Я спустился по лестнице башни и на выходе столкнулся с Бальтазаром, который был весь в поту и задыхался от быстрого бега.

– Хозяин. – Он оперся о каменную стену рукой, пытаясь отдышаться. – Нам срочно нужно возвращаться домой.

– Почему?

– Улицы полны слухов, что Тибальт Капулетти избил служанку до полусмерти и вышвырнул ее на улицу.

– Ничего нового, – пожал я плечами. – У него вообще тяжелая рука – он даже сестер не жалеет.

– Это еще не все, – продолжал мой слуга. – Говорят, что он избил ее из-за того, что она несла тайную любовную записку.

– От Ромео! – Я похолодел и почувствовал, как меня начинает бить дрожь. – К Джульетте!

– Нет, синьор, – ответил Бальтазар. – Говорят, это была записка от его сестры Розалины к вам, синьор. Тибальт был просто вне себя от гнева. Он кричал, что вы подлый трус, что вы говорите о мире на улицах города, а сами исподтишка покушаетесь на честь их семьи. Говорят, будто он заявил, что раз вы не гнушаетесь вести войну с женщинами Капулетти, то и он объявляет войну вашим женщинам! И, синьор, не только он: его союзник Паоло Мацанти с ним заодно.

От этих слов меня словно ледяной водой окатило, хотя душный и жаркий гаснущий день меня словно теплым одеялом укутывал. Я должен был позаботиться о безопасности своей матери, сестры и даже синьоры Монтекки! Тибальт в ярости точно ни перед чем не остановится.

И я не мог не думать еще об одном: если Тибальт едва не убил служанку только за то, что она несла записку, – что же он сделал с той, что ее написала?

– А синьорина Розалина? – со страхом спросил я, стараясь не смотреть на Бальтазара. – Про нее что слышно?

– Ее заперли, синьор.

Он знал! Да, он знал.

– О синьор, это весьма неблагоразумно…

– Я знаю, что это неблагоразумно, я не ребенок! – крикнул я. – Знай свое место!

Я редко говорил с ним так – точнее, я никогда еще не говорил с ним таким тоном.

– Это была не любовная записка, что бы там ни говорил Тибальт.

Она, должно быть, ответила на мою записку, которую я ей послал, ту, в которой было предостережение относительно ее кузины. Розалина, несомненно, слишком умна, чтобы не понимать опасности, – она наверняка написала записку в том же стиле, что и я: ни слова напрямую, все иносказательно и благопристойно.

Единственное, что меня тревожило, это то, что записка была адресована мне, а не отцу Лоренцо. Что же такое важное и срочное она хотела мне передать напрямую?

Ромео и Джульетта.

Монах сговорился с ними, пошел у них на поводу, сочувствуя их страсти. У него было мягкое сердце, у нашего отца Лоренцо.
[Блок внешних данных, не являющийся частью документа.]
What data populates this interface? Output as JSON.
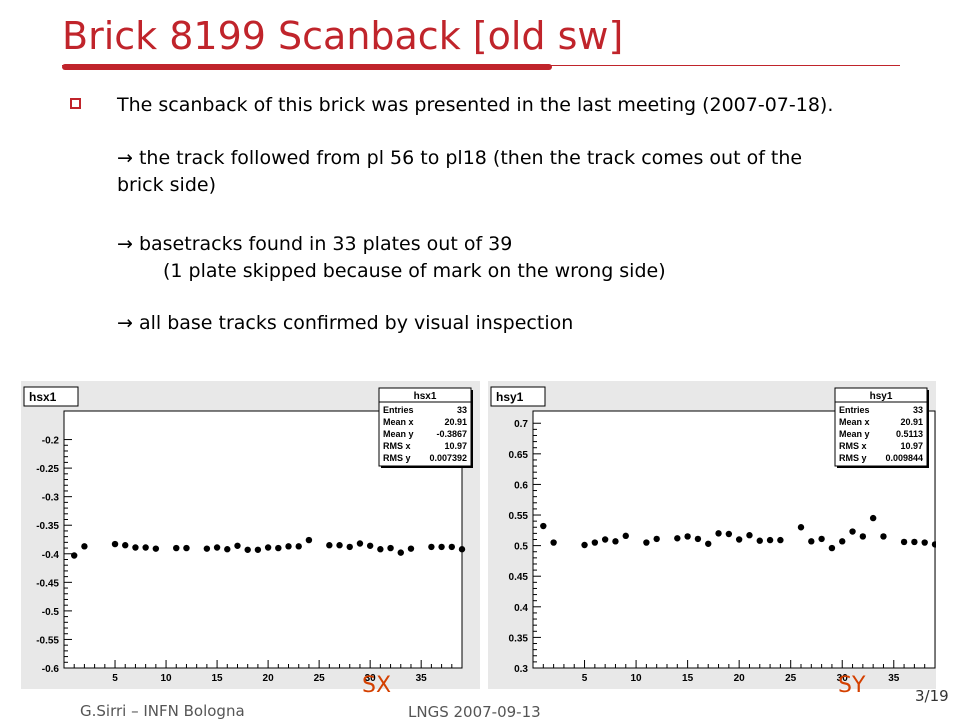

Он был далек от нашего, светского мира, нашей жизни и не отдавал себе отчета о последствиях.

Сердце у меня неистово колотилось, все мышцы были напряжены. Больше всего мне хотелось немедленно броситься спасать Розалину, убедиться собственными глазами в том, что она в безопасности, но я остановил себя. Нам всем грозила беда, и опасность теперь таилась повсюду. Ромео нужно было остановить во что бы то ни стало, чтобы не началась бойня. «Война против женщин». Как все наши войны, это была бы жестокая, убийственная, неожиданная и непредсказуемая война. Свадьба моей сестры Вероники была совсем близко, и на процессии мы все оказывались беззащитными, открытыми для удара со стороны Капулетти или Мацанти, каждый из нас и все вместе. И все же свадьбу никак нельзя было отменить или перенести. И не ходить на нее тоже было нельзя: если бы наша семья не появилась на ней в полном составе – это было бы воспринято как страшное оскорбление женихом и всей его семьей.

– Мы должны отправиться домой, – настаивал Бальтазар, и в его словах был резон. – Синьор, Тибальт жаждет крови, он жаждет мести за оскорбление своей семьи – так, как никогда раньше. Нельзя, чтобы вы ему попались.

Я знал это, но еще я знал, что я единственный, у кого есть пусть призрачный, но все же шанс предотвратить беду.

– Я пойду, – согласился я. – Но сначала я должен остановить своего кузена и не дать ему жениться на Джульетте.